Janus Henderson Group's assets under management dropped 13.1% for the quarter and fell 11.4% over the year ended Dec. 31, to $328.5 billion, reflecting market conditions and net outflows.
A financial update Tuesday said the money manager recorded $8.4 billion in net outflows in the fourth quarter, compared with $4.3 billion in net outflows in the third quarter and $2.9 million in net outflows in the fourth quarter of 2017.
The negative impact of market and foreign-exchange moves caused assets to decline $41.2 billion.
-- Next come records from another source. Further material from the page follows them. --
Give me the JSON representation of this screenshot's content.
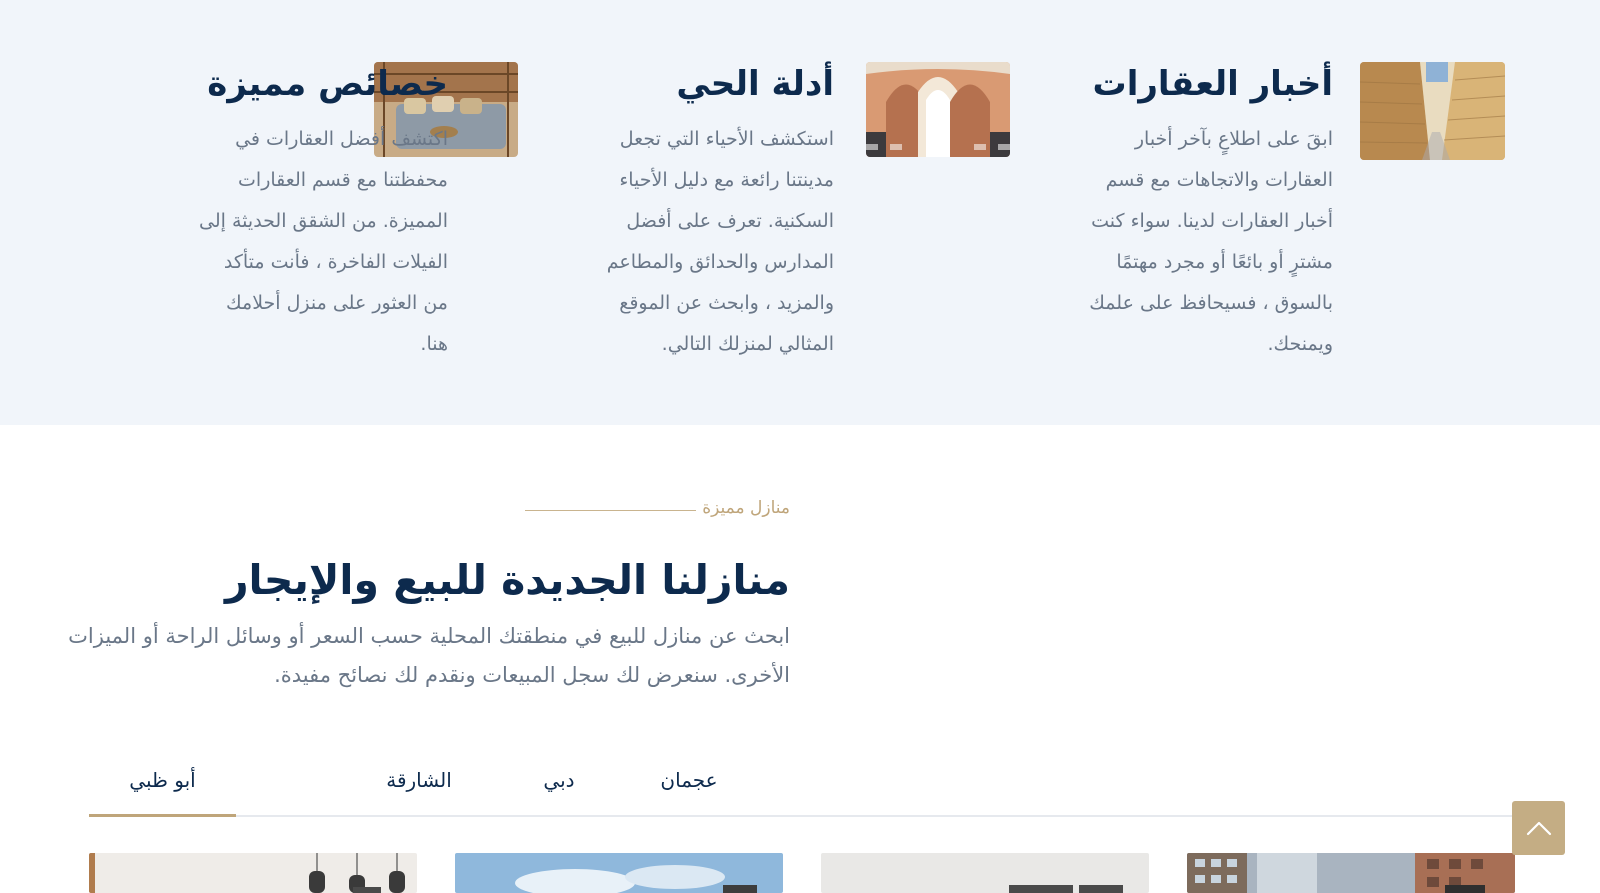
{
  "features": [
    {
      "title": "أخبار العقارات",
      "lines": [
        "ابقَ على اطلاعٍ بآخر أخبار",
        "العقارات والاتجاهات مع قسم",
        "أخبار العقارات لدينا. سواء كنت",
        "مشترٍ أو بائعًا أو مجرد مهتمًا",
        "بالسوق ، فسيحافظ على علمك",
        ".ويمنحك"
      ],
      "image": "alley-image"
    },
    {
      "title": "أدلة الحي",
      "lines": [
        "استكشف الأحياء التي تجعل",
        "مدينتنا رائعة مع دليل الأحياء",
        "السكنية. تعرف على أفضل",
        "المدارس والحدائق والمطاعم",
        "والمزيد ، وابحث عن الموقع",
        ".المثالي لمنزلك التالي"
      ],
      "image": "arches-image"
    },
    {
      "title": "خصائص مميزة",
      "lines": [
        "اكتشف أفضل العقارات في",
        "محفظتنا مع قسم العقارات",
        "المميزة. من الشقق الحديثة إلى",
        "الفيلات الفاخرة ، فأنت متأكد",
        "من العثور على منزل أحلامك",
        ".هنا"
      ],
      "image": "lounge-image"
    }
  ],
  "section": {
    "eyebrow": "منازل مميزة",
    "title": "منازلنا الجديدة للبيع والإيجار",
    "desc_lines": [
      "ابحث عن منازل للبيع في منطقتك المحلية حسب السعر أو وسائل الراحة أو الميزات",
      ".الأخرى. سنعرض لك سجل المبيعات ونقدم لك نصائح مفيدة"
    ]
  },
  "tabs": [
    {
      "label": "أبو ظبي",
      "active": true
    },
    {
      "label": "الشارقة",
      "active": false
    },
    {
      "label": "دبي",
      "active": false
    },
    {
      "label": "عجمان",
      "active": false
    }
  ],
  "colors": {
    "navy": "#0d2a4d",
    "gold": "#bfa57a",
    "band": "#f1f5fa",
    "body_text": "#6a7788"
  },
  "icons": {
    "scroll_top": "chevron-up-icon"
  }
}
By asset class, equity AUM fell 15.8% for the quarter to $167.6 billion, and fell 11.6% over the year ended Dec. 31. Fixed-income AUM fell 2.8% for the three months and dropped 9.6% for the 12 months ended Dec. 31, to $72.4 billion. Quantitative equity assets dropped 16% for the quarter and 11.2% for the year to $44.3 billion. Multiasset strategy AUM totaled $30.2 billion as of Dec. 31, down 12.7% from Sept. 30 and down 4.4% from Dec. 31, 2017. Alternatives assets fell 17% during the quarter and declined 28% over the year to $14 billion.
"Against a backdrop of volatile markets and ongoing change in the asset management sector, 2018 was a year of further transformation for our firm," CEO Richard M. Weil said in a statement accompanying the update. "On the positive side, we made significant progress driving towards merger completion, transforming from two separate legacy companies into Janus Henderson. I am very pleased that we were able to complete our integration efforts and realize (savings) of $125 million well ahead of plan in 2018."
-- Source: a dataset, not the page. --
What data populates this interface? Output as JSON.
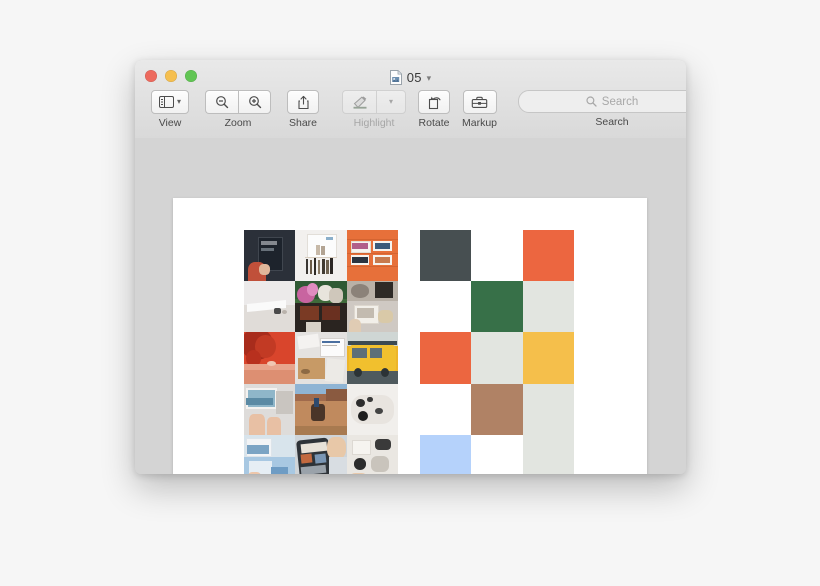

Mr. Weil added in the statement: "Despite this progress and our continued success taking market share in our largest geography — U.S. active equity mutual funds — we faced the same global market challenges and headwinds as the wider industry, combined with an aggregate $18 billion outflow, which was disappointing."
Revenue totaled $545.1 million for the quarter, down 6.2% from the previous quarter and down 12% from the year-earlier quarter.
Net income was $106.8 million in the fourth quarter, down 4.5% vs. the third quarter and down 77% compared with the fourth quarter of 2017.